Invalid Unicode character detection
If any of the HTML, XML or CSS encoding methods encounters a character with a character code of 0xFFFE or 0xFFFF, the characters used to detect byte order at the beginning of files an InvalidUnicodeValueException will be thrown.
Surrogate Character Support in HTML and XML encoding
Support for surrogate character pairs for Unicode characters outside the basic multilingual plane has been improved. Such character pairs are now combined and encoded as their &xxxxx; value. If a high surrogate pair character is encountered which is not followed by a low surrogate pair character, or a low surrogate pair character is encountered which is not preceded by a high surrogate pair character an InvalidSurrogatePairException is thrown.
HTML 4.01 Named Entity Support
A new overload of the HtmlEncode method, Encoder..::..HtmlEncode(String, Boolean) allows you to specify if the named entities from the HTML 4.01 specification should be used in preference to &#xxxx; encoding when a named entity exists.

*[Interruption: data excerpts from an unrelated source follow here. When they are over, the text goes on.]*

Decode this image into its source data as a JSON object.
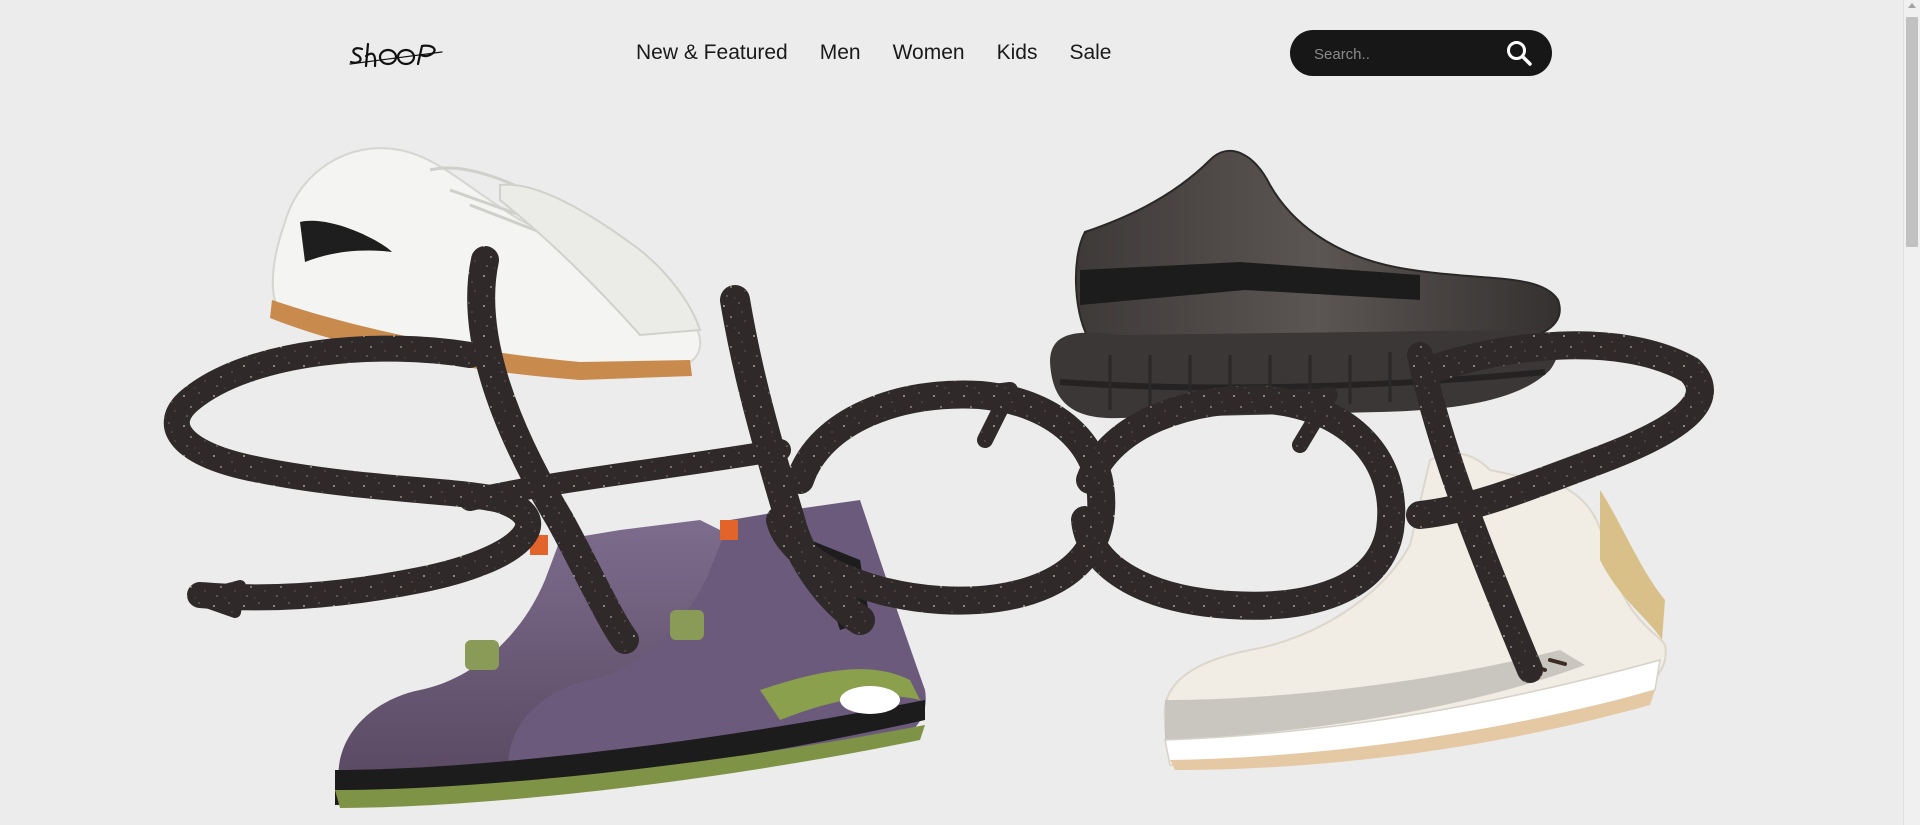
{
  "brand": {
    "logo_text": "SHOOP",
    "hero_wordmark": "SHOOP"
  },
  "nav": {
    "items": [
      {
        "label": "New & Featured"
      },
      {
        "label": "Men"
      },
      {
        "label": "Women"
      },
      {
        "label": "Kids"
      },
      {
        "label": "Sale"
      }
    ]
  },
  "search": {
    "placeholder": "Search..",
    "value": "",
    "icon": "search-icon"
  },
  "hero": {
    "products": [
      {
        "name": "white-low-top-sneaker",
        "color": "#f4f4f2"
      },
      {
        "name": "dark-knit-runner",
        "color": "#3a3736"
      },
      {
        "name": "purple-suede-high-top",
        "color": "#6b5a7c"
      },
      {
        "name": "cream-leather-high-top",
        "color": "#f1ede4"
      }
    ]
  },
  "colors": {
    "background": "#ececec",
    "search_bg": "#171717",
    "text": "#1a1a1a",
    "wordmark": "#2f2a29"
  }
}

For example if useNamedEntities is set to true the copyright entity would be encoded as ©.
HtmlFormUrlEncode
A new encoding type suitable for using in encoding Html POST form submissions is now available via Encoder..::..HtmlFormUrlEncode. This encodes according to the W3C specifications for application/x-www-form-urlencoded MIME type.
LDAP Encoding changes
The LdapEncode function has been deprecated in favor of two new functions, Encoder..::..LdapFilterEncode(String) and Encoder..::..LdapDistinguishedNameEncode(String)

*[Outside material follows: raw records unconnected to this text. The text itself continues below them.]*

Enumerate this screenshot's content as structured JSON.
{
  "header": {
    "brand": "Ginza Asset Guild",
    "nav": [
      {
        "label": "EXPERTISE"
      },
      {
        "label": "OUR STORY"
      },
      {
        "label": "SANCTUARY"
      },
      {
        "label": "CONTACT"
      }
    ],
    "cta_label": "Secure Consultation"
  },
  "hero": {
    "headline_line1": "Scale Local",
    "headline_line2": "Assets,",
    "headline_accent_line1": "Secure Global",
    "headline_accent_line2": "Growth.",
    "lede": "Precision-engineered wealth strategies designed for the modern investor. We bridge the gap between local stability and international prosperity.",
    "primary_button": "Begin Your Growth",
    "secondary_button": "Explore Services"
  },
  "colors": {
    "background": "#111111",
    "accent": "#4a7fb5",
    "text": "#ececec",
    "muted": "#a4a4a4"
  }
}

Encoder..::..LdapFilterEncode(String) encodes input according to RFC4515 where unsafe values are converted to \XX where XX is the representation of the unsafe character. For example
Input | Output |
---|---|
Parens R Us (for all your parenthetical needs) | Parens R Us \28for all your parenthetical needs\29 |
* | \2A |
C:\MyFile | C:\5CMyFile |
Lučić | Lu\C4\8Di\C4\87 |
Encoder..::..LdapDistinguishedNameEncode(String) encodes input according to RFC 2253 where unsafe characters are converted to #XX where XX is the representation of the unsafe character and the comma, plus, quote, slash, less than and great than signs are escaped using slash notation (\X). In addition to this a space or octothorpe (#) at the beginning of the input string is \ escaped as is a space at the end of a string.
Input | Output |
---|---|
, + \ " \ < > | \, \+ \" \\ \< \> |
Hello | \ Hello |
Hello | Hello\ |
#Hello | \#Hello |
Lučić | Lu#C4#8Di#C4#87 |
Encoder..::..LdapDistinguishedNameEncode(String, Boolean, Boolean) is also provided so you may turn off the initial or final character escaping rules, for example if you are concatenating the escaped distinguished name fragment into the midst of a complete distinguished name. In addition to the RFC mandated escaping the safe list excludes the characters listed at http://projects.webappsec.org/LDAP-Injection.
MarkOutput
The ability to mark output using an HtmlEncode overload and query string parameter has been removed.